Küresel Domino Etkisi: Emtialar, Tedarik Zinciri ve Güvenlik Arayışı
Trump’ın tarifeleri yalnızca Türkiye ile sınırlı kalmayacak. Çin’e yönelik genişletilmiş vergiler, emtia fiyatlarını (özellikle nadir toprak elementleri ve yarı iletkenler) artırabilir. Bu durum, Türkiye’nin elektrikli araç ve savunma sanayii gibi alanlardaki üretimini sekteye uğratabilir. Ayrıca, AB’nin “Trump Riski”ne karşı kendi korumacı önlemlerini devreye alması, Türkiye-AB Gümrük Birliği’ni olumsuz etkileyebilir.
Küresel yatırımcılar ise artan belirsizlikle birlikte gelişen piyasalardan çıkışa geçebilir. 2018’de FED’in faiz artırımları ve TL’deki çöküş, EM (emerging markets) tahvil getirilerini %15’e kadar düşürmüştü.
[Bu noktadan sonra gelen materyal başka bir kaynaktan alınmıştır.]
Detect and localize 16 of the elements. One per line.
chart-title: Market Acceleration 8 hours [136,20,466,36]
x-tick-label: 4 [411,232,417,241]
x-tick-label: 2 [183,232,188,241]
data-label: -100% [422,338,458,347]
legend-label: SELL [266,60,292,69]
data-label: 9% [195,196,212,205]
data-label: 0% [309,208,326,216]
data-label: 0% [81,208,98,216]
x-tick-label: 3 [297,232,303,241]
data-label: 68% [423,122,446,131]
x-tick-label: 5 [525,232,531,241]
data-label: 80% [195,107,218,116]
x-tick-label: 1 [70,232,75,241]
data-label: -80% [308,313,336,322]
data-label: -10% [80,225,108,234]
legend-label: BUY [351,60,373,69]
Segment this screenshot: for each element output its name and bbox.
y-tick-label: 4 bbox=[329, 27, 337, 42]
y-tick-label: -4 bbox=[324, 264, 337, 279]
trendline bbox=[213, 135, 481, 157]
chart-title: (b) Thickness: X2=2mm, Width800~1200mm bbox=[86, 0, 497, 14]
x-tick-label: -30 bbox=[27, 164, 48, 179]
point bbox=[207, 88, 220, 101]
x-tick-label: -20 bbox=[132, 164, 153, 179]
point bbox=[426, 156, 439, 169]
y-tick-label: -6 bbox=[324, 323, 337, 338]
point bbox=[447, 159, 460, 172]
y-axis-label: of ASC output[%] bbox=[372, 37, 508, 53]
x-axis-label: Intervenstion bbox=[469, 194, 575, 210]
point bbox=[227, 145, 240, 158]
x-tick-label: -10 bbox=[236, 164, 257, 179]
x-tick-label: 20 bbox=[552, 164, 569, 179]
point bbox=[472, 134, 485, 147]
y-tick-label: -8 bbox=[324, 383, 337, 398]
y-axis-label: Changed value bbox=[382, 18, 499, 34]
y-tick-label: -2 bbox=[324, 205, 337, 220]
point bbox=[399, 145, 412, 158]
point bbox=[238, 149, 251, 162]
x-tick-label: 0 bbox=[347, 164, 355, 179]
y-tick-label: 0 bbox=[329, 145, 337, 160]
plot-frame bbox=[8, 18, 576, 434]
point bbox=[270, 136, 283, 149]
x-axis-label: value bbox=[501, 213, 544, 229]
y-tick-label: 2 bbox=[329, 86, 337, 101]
Benzer bir senaryoda, Türkiye’nin risk primi (CDS) yeniden 500 bazın üzerine tırmanabilir.
Türkiye’nin Savunma Stratejileri: Alternatif İttifaklar ve Üretimde Çeşitlilik
Türkiye’nin elindeki en güçlü koz, coğrafi konumu ve NATO üyeliği. Ancak S-400 krizi ve Suriye politikaları nedeniyle zedelenen Washington-Ankara ilişkileri, tarife pazarlıklarını karmaşıklaştırabilir. Erdogan yönetiminin olası tepkileri şunlar olabilir:
- BRICS+ ile Derinleşme: Rusya, Çin ve Hindistan’la ticari anlaşmaları genişleterek dolar bağımlılığını azaltma.
- Yerli Üretim Hamleleri: Tarife riski olan sektörlerde (çelik, otomotiv) Ar-Ge ve yerli tedarik zinciri yatırımları.
- Avrupa ile Diyaloğu Canlandırma: AB ile vizeler ve gümrük birliği modernizasyonunda ilerleme kaydetme.
Sonuç: Küreselleşmenin Yeni Krizi ve Türkiye’nin Denge Arayışı
Trump’ın tarifeleri, 2000’lerdeki küreselleşme rüzgarlarının tam tersine işaret ediyor. Türkiye gibi dışa açık ekonomiler için bu süreç, hem fırsatları (bölgesel ticaret anlaşmaları) hem de sistematik riskleri (döviz şoku, enflasyon) beraberinde getiriyor. Ankara’nın atması gereken adımlar, ekonomide yapısal reformlar (faiz-enflasyon dengesi, yargı bağımsızlığı) ve çok kutuplu diplomasi arasında sıkışmış durumda. Küresel piyasalar ise 2024’ü, korumacılığın ve jeopolitik gerilimlerin gölgesinde “istikrar” değil “hayatta kalma” stratejileriyle karşılıyor.
Not: Trump’ın politikaları henüz netleşmiş değil, ancak hazırlıklı olmak, Türkiye’nin 2018’den daha güçlü dersler çıkarmasına bağlı.